I wonder if universal basic income is going to change the ad hoc basic income we already have in place -- the one where I'm supporting my retired parents, my wife, and my pre-workforce kid.
As an economic entity China has a ton of submerged problems and I don't think their 'solutions' to any problem will easily transplant to the rest of the world without accepting a bunch of their other problems into the package as well.
It happens also in Hong Kong as well and is an intentional policy of the government. There is also a small HKD$1000 per month and is only intended as a subsidy. I note Hong Kong has one of the lowest personal income tax rates in the world.
But if you can't then society should be right there and without such a catch-net people will have children to support them, not because they actually want children (they simply see them as an economic asset and a pension plan).
I strongly suspect that UBI will result in a net decrease in the birth rate wherever it is implemented.
For the record, I supported my mom for some years because (1) I could and (2) she needed it but if she could have kept herself afloat she would have definitely chosen that path instead (she got hit with a brain hemorrhage (sp?) and needed to go back to work long before she was physically able to).
When you're old, too old to work, someone will need to work to support you.
I'm sceptical that the anglophone world has it so figured out.
In Britain we have the pension system. In America the mechanism is rising asset prices.
In Britain the pension system is falling apart under the weight of demographic change -- pensions are by far the largest public expense, and the age to qualify is rising. I doubt I will ever get a pension.
In America, there is the opposite problem. People are supposed to put their money into the stock market (via a 401k).

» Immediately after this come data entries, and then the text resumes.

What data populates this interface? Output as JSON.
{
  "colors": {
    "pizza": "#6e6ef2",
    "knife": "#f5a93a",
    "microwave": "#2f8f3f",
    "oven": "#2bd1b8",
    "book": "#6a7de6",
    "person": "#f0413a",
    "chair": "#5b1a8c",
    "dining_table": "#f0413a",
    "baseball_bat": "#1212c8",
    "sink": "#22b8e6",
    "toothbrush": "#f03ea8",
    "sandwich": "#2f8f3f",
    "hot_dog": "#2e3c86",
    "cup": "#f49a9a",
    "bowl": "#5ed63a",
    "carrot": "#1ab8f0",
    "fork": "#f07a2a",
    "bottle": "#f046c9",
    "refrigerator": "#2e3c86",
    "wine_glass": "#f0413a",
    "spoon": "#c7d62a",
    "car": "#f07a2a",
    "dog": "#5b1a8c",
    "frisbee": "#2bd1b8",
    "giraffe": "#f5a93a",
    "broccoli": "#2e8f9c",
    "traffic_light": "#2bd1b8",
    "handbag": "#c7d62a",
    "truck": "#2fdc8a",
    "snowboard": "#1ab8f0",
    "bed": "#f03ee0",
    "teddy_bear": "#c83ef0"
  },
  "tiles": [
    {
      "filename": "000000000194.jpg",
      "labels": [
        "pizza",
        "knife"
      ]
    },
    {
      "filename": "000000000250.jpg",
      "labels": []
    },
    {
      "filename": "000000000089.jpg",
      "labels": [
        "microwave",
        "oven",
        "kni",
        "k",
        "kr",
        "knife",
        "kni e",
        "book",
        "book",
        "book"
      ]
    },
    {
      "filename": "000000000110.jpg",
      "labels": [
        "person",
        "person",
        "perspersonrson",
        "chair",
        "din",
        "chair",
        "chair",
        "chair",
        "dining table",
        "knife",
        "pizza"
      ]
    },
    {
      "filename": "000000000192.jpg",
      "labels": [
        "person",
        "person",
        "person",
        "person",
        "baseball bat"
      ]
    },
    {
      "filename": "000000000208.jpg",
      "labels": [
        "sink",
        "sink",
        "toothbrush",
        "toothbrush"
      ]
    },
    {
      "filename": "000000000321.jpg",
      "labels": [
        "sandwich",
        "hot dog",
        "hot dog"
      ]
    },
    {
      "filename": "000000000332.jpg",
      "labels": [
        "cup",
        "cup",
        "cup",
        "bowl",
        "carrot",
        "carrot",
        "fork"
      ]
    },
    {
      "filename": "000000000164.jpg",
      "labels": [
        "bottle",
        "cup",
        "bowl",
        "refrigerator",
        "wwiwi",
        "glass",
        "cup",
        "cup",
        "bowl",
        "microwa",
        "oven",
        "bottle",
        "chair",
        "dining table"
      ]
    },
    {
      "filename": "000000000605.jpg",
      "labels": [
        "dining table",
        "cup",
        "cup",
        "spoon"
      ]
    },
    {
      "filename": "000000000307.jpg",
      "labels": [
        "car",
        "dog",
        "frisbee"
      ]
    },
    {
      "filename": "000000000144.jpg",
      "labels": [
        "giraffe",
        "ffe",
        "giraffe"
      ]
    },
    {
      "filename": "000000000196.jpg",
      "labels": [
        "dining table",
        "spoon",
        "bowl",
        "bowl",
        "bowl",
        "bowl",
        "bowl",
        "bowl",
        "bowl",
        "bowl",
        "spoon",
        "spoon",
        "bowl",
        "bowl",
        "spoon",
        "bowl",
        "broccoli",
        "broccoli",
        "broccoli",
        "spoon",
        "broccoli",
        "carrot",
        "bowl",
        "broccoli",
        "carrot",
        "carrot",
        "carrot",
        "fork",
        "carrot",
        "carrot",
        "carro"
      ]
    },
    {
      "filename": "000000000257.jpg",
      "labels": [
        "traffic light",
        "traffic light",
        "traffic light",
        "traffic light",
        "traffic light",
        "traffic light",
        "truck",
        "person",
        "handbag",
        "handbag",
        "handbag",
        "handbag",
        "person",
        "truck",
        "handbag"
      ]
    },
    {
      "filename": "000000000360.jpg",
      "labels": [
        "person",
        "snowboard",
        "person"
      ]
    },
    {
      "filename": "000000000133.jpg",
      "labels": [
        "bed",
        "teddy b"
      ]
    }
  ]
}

The idea is that equity prices go up over time at a rate exceeding inflation, so if you're old you can sell your assets to the people saving now -- for a profit.
The problem with this, is that it doesn't always work that way. The Nikkei hit its all-time high in 1989. The S&P sat in a two decade funk from 1970 to 1990.
So all we've done is add more layers of abstraction. Instead of your children supporting you, now everyone's children are supporting you, and instead of supporting you out of filial love, they hate your very existence.
Why can it not be the story of individual failure? It is not for no reason the fable of the Ant & the Grasshopper is a staple of western civilization. When corporations are bailed out for their poor decisions, it is reviled as moral hazard and considered to set a precedent of rewarding reckless behavior. Why not apply the same standards to individuals?
That philosophy is directly responsible for overpopulation. If you need to have children to keep from starving to death when you're old, you'll want to have a lot of them.
Note that the areas where this is true are precisely the ones with catastrophically high birth rates, and the areas where there are pensions, social programs, etc. are precisely the ones where population is stable, or even falling.
> Note that the areas where this is true are precisely the ones with catastrophically high birth rates, and the areas where there are pensions, social programs, etc. are precisely the ones where population is stable, or even falling.
And then those countries with pensions and falling population are mentioned as ones who need to import immigrants in order to keep their pension pyramid scheme working...
Are any of the people who keep modding this down able to provide a counterexample (i.e., a country where the "social safety net" consists of having lots of children that doesn't have a big population problem)?